None of that seems to faze Trump. After all, this is the same president whose Cabinet wrongly deported Kilmar Abrego Garcia to a notorious mega-prison in El Salvador. Now, the White House is even weighing whether to reopen Alcatraz to hold what Trump calls “America’s most ruthless and violent offenders.”

In recent days, the administration has intensified its efforts to terrorize immigrants, sending a message that they can either face deportation to war zones or accept $1,000 to “self-deport.”

As of Monday, the Trump administration had deported roughly 152,000 people, according to figures from the Department of Homeland Security. 

But Trump, who made immigration central to his campaign, is now pushing some of the most extreme enforcement actions of his presidency: sending increased troops to the Southern border, targeting millions for removal, and outsourcing deportation to some of the most dangerous places on Earth.

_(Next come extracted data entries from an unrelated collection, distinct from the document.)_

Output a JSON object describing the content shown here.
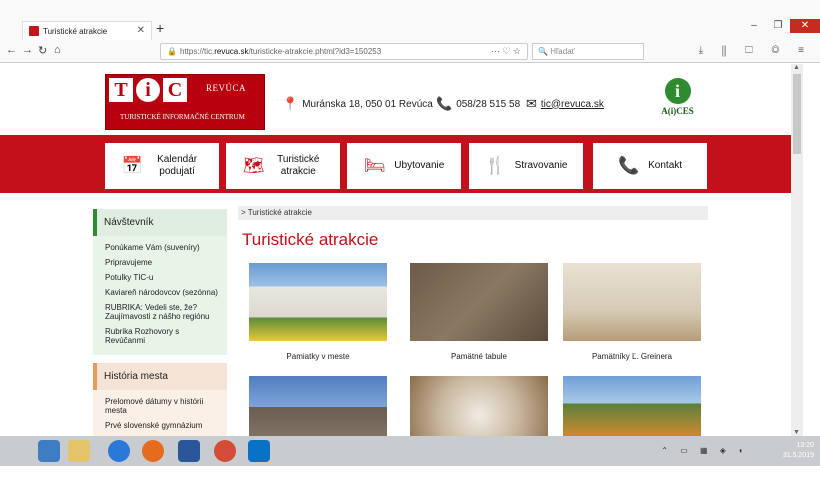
{
  "browser": {
    "tab_title": "Turistické atrakcie",
    "url_prefix": "https://tic.",
    "url_domain": "revuca.sk",
    "url_path": "/turisticke-atrakcie.phtml?id3=150253",
    "search_placeholder": "Hľadať"
  },
  "header": {
    "logo_letters": [
      "T",
      "i",
      "C"
    ],
    "logo_town": "REVÚCA",
    "logo_sub": "TURISTICKÉ INFORMAČNÉ CENTRUM",
    "address": "Muránska 18, 050 01 Revúca",
    "phone": "058/28 515 58",
    "email": "tic@revuca.sk",
    "aices_letter": "i",
    "aices_text": "A(i)CES"
  },
  "menu": [
    {
      "label": "Kalendár podujatí",
      "icon": "calendar-icon"
    },
    {
      "label": "Turistické atrakcie",
      "icon": "map-pin-icon"
    },
    {
      "label": "Ubytovanie",
      "icon": "bed-icon"
    },
    {
      "label": "Stravovanie",
      "icon": "cutlery-icon"
    },
    {
      "label": "Kontakt",
      "icon": "phone-icon"
    }
  ],
  "sidebar": {
    "section1_title": "Návštevník",
    "section1_items": [
      "Ponúkame Vám (suveníry)",
      "Pripravujeme",
      "Potulky TIC-u",
      "Kaviareň národovcov (sezónna)",
      "RUBRIKA: Vedeli ste, že? Zaujímavosti z nášho regiónu",
      "Rubrika Rozhovory s Revúčanmi"
    ],
    "section2_title": "História mesta",
    "section2_items": [
      "Prelomové dátumy v histórii mesta",
      "Prvé slovenské gymnázium"
    ]
  },
  "main": {
    "breadcrumb": "> Turistické atrakcie",
    "title": "Turistické atrakcie",
    "cards": [
      {
        "caption": "Pamiatky v meste"
      },
      {
        "caption": "Pamätné tabule"
      },
      {
        "caption": "Pamätníky Ľ. Greinera"
      },
      {
        "caption": ""
      },
      {
        "caption": ""
      },
      {
        "caption": ""
      }
    ]
  },
  "taskbar": {
    "time": "13:20",
    "date": "31.5.2019"
  }
}
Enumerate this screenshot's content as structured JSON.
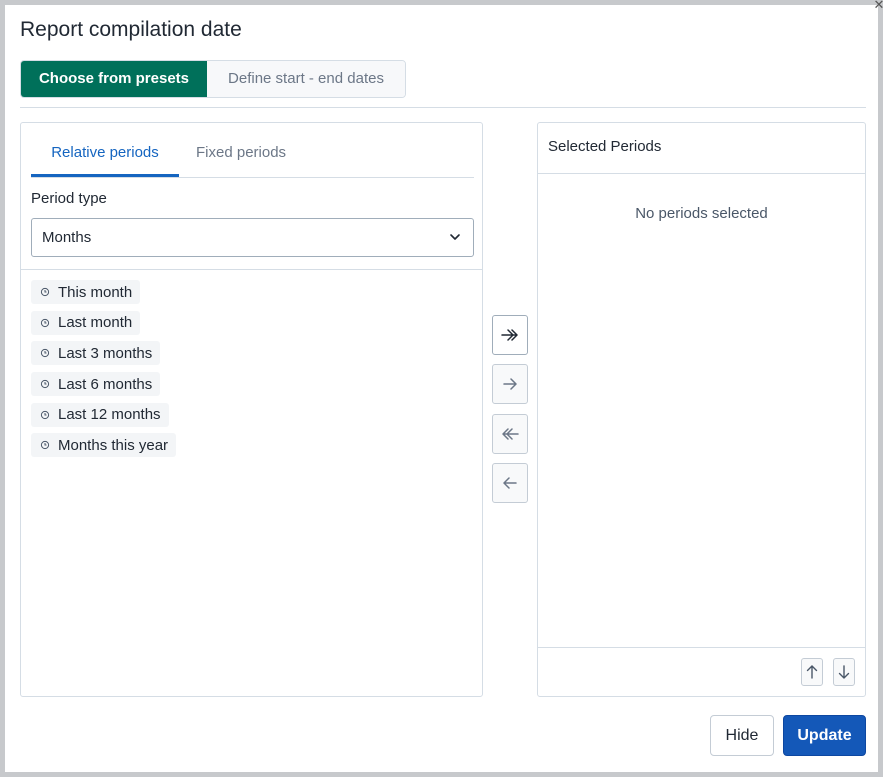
{
  "dialog": {
    "title": "Report compilation date",
    "close_icon": "close-icon"
  },
  "mode_toggle": {
    "options": [
      "Choose from presets",
      "Define start - end dates"
    ],
    "selected": "Choose from presets",
    "accent_color": "#00705a"
  },
  "left_panel": {
    "tabs": [
      "Relative periods",
      "Fixed periods"
    ],
    "active_tab": "Relative periods",
    "period_type": {
      "label": "Period type",
      "value": "Months",
      "icon": "chevron-down-icon"
    },
    "options": [
      {
        "label": "This month",
        "icon": "clock-icon"
      },
      {
        "label": "Last month",
        "icon": "clock-icon"
      },
      {
        "label": "Last 3 months",
        "icon": "clock-icon"
      },
      {
        "label": "Last 6 months",
        "icon": "clock-icon"
      },
      {
        "label": "Last 12 months",
        "icon": "clock-icon"
      },
      {
        "label": "Months this year",
        "icon": "clock-icon"
      }
    ]
  },
  "transfer_buttons": [
    {
      "name": "select-all",
      "icon": "double-arrow-right-icon",
      "enabled": true
    },
    {
      "name": "select-one",
      "icon": "arrow-right-icon",
      "enabled": false
    },
    {
      "name": "deselect-all",
      "icon": "double-arrow-left-icon",
      "enabled": false
    },
    {
      "name": "deselect-one",
      "icon": "arrow-left-icon",
      "enabled": false
    }
  ],
  "right_panel": {
    "title": "Selected Periods",
    "empty_text": "No periods selected",
    "order_buttons": [
      "arrow-up-icon",
      "arrow-down-icon"
    ]
  },
  "footer": {
    "hide_label": "Hide",
    "update_label": "Update",
    "primary_color": "#1458b8"
  }
}
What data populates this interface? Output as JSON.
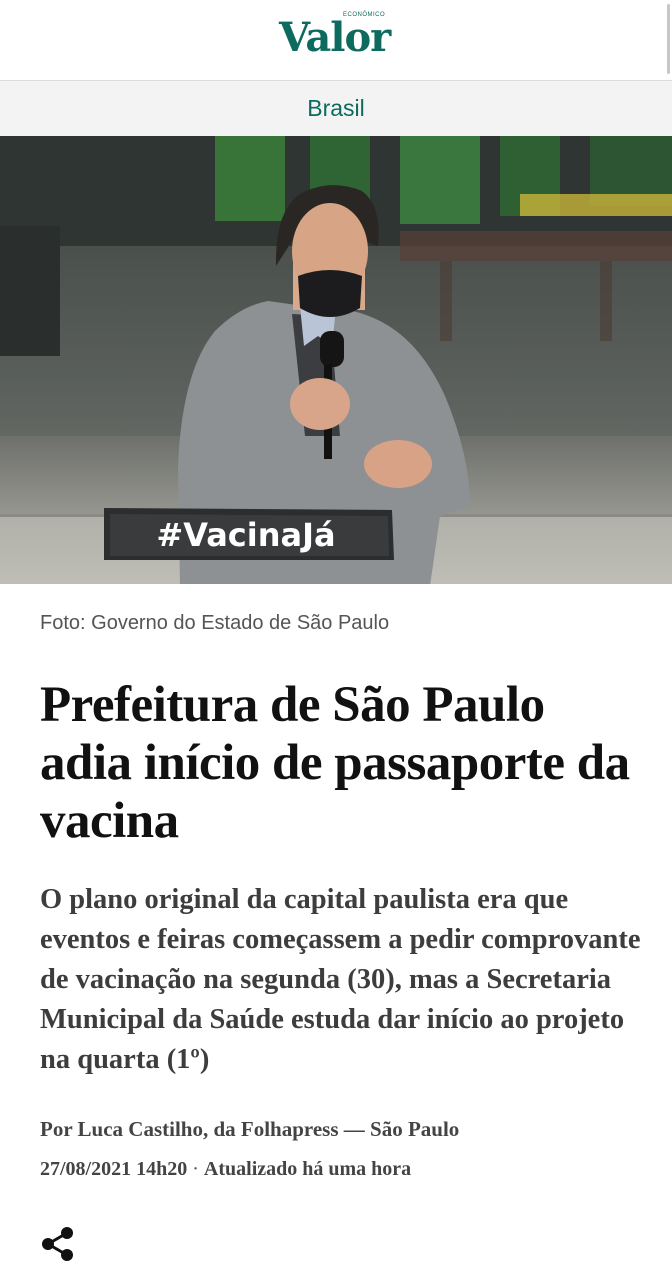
{
  "header": {
    "logo_main": "Valor",
    "logo_small": "ECONÔMICO"
  },
  "section": {
    "label": "Brasil"
  },
  "hero": {
    "sign_text": "#VacinaJá"
  },
  "article": {
    "photo_credit": "Foto: Governo do Estado de São Paulo",
    "headline": "Prefeitura de São Paulo adia início de passaporte da vacina",
    "subtitle": "O plano original da capital paulista era que eventos e feiras começassem a pedir comprovante de vacinação na segunda (30), mas a Secretaria Municipal da Saúde estuda dar início ao projeto na quarta (1º)",
    "byline": "Por Luca Castilho, da Folhapress — São Paulo",
    "published": "27/08/2021 14h20",
    "separator": "·",
    "updated": "Atualizado há uma hora"
  },
  "icons": {
    "share": "share-icon"
  },
  "colors": {
    "brand": "#0c6b5e",
    "text": "#111111",
    "subtitle": "#3d3d3d",
    "section_bg": "#f3f3f3"
  }
}
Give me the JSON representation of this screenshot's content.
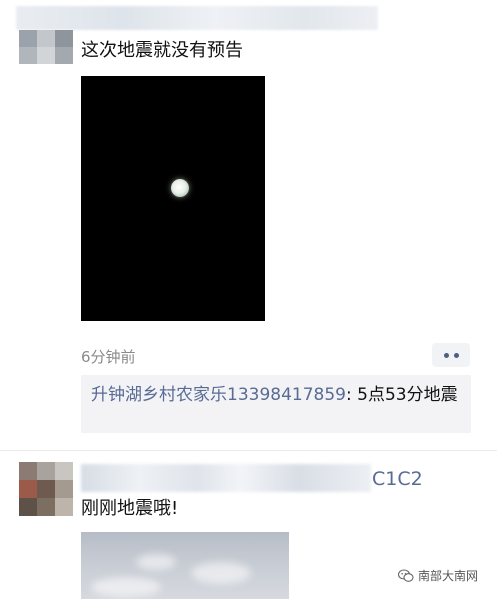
{
  "post1": {
    "text": "这次地震就没有预告",
    "timestamp": "6分钟前",
    "comment": {
      "author": "升钟湖乡村农家乐13398417859",
      "separator": ": ",
      "text": "5点53分地震"
    }
  },
  "post2": {
    "name_visible": "C1C2",
    "text": "刚刚地震哦!"
  },
  "watermark": {
    "text": "南部大南网"
  },
  "icons": {
    "more": "more-dots-icon",
    "watermark": "wechat-icon"
  },
  "colors": {
    "link": "#576b95",
    "comment_bg": "#f3f3f5",
    "timestamp": "#8a8a8a"
  }
}
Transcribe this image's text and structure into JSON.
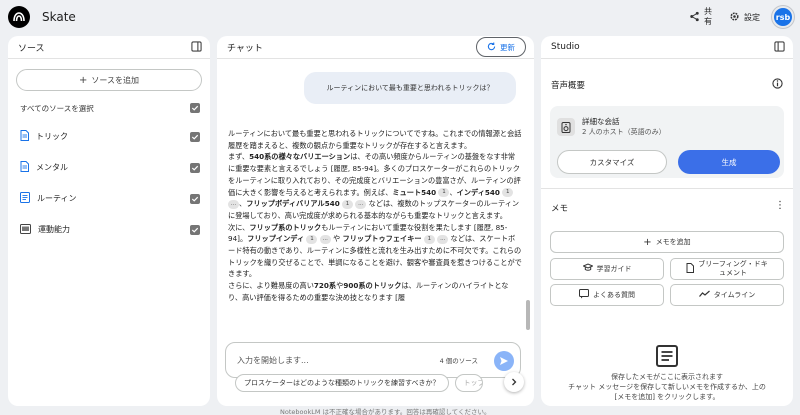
{
  "app": {
    "title": "Skate",
    "share_label": "共有",
    "settings_label": "設定",
    "avatar_text": "rsb"
  },
  "sources": {
    "title": "ソース",
    "add_label": "ソースを追加",
    "select_all_label": "すべてのソースを選択",
    "items": [
      {
        "label": "トリック",
        "icon": "document-icon"
      },
      {
        "label": "メンタル",
        "icon": "document-icon"
      },
      {
        "label": "ルーティン",
        "icon": "document-icon"
      },
      {
        "label": "運動能力",
        "icon": "slides-icon"
      }
    ]
  },
  "chat": {
    "title": "チャット",
    "refresh_label": "更新",
    "user_message": "ルーティンにおいて最も重要と思われるトリックは？",
    "answer": {
      "p1": "ルーティンにおいて最も重要と思われるトリックについてですね。これまでの情報源と会話履歴を踏まえると、複数の観点から重要なトリックが存在すると言えます。",
      "p2_a": "まず、",
      "p2_b": "540系の様々なバリエーション",
      "p2_c": "は、その高い頻度からルーティンの基盤をなす非常に重要な要素と言えるでしょう [履歴, 85-94]。多くのプロスケーターがこれらのトリックをルーティンに取り入れており、その完成度とバリエーションの豊富さが、ルーティンの評価に大きく影響を与えると考えられます。例えば、",
      "p2_d": "ミュート540",
      "p2_e": "、",
      "p2_f": "インディ540",
      "p2_g": "、",
      "p2_h": "フリップボディバリアル540",
      "p2_i": "などは、複数のトップスケーターのルーティンに登場しており、高い完成度が求められる基本的ながらも重要なトリックと言えます。",
      "p3_a": "次に、",
      "p3_b": "フリップ系のトリック",
      "p3_c": "もルーティンにおいて重要な役割を果たします [履歴, 85-94]。",
      "p3_d": "フリップインディ",
      "p3_e": "や",
      "p3_f": "フリップトゥフェイキー",
      "p3_g": "などは、スケートボード特有の動きであり、ルーティンに多様性と流れを生み出すために不可欠です。これらのトリックを織り交ぜることで、単調になることを避け、観客や審査員を惹きつけることができます。",
      "p4_a": "さらに、より難易度の高い",
      "p4_b": "720系",
      "p4_c": "や",
      "p4_d": "900系のトリック",
      "p4_e": "は、ルーティンのハイライトとなり、高い評価を得るための重要な決め技となります [履",
      "cite": "1",
      "more": "..."
    },
    "input_placeholder": "入力を開始します...",
    "source_count": "4 個のソース",
    "suggestions": [
      "プロスケーターはどのような種類のトリックを練習すべきか？",
      "トップ"
    ]
  },
  "studio": {
    "title": "Studio",
    "audio_overview": {
      "title": "音声概要",
      "card_title": "詳細な会話",
      "card_subtitle": "2 人のホスト（英語のみ）",
      "customize_label": "カスタマイズ",
      "generate_label": "生成"
    },
    "notes": {
      "title": "メモ",
      "add_label": "メモを追加",
      "study_guide": "学習ガイド",
      "briefing_doc_1": "ブリーフィング・ドキ",
      "briefing_doc_2": "ュメント",
      "faq": "よくある質問",
      "timeline": "タイムライン"
    },
    "empty": {
      "line1": "保存したメモがここに表示されます",
      "line2": "チャット メッセージを保存して新しいメモを作成するか、上の",
      "line3": "[メモを追加] をクリックします。"
    }
  },
  "footer": "NotebookLM は不正確な場合があります。回答は再確認してください。"
}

Voters, meanwhile, are rejecting this agenda. According to Data for Progress, 71% of likely voters oppose imprisoning immigrants with lawful status and no criminal record in foreign countries. And 72% say the government should have to present evidence before deporting someone it claims poses a national security threat. Fewer than a quarter believe the government should have a blank check to exile people without proof.

This isn’t policy—it’s punishment. And it’s being carried out in the name of a president who sees human lives as bargaining chips, and suffering as a political strategy.

Trump doesn’t care if it’s dangerous. He just wants it to be cruel.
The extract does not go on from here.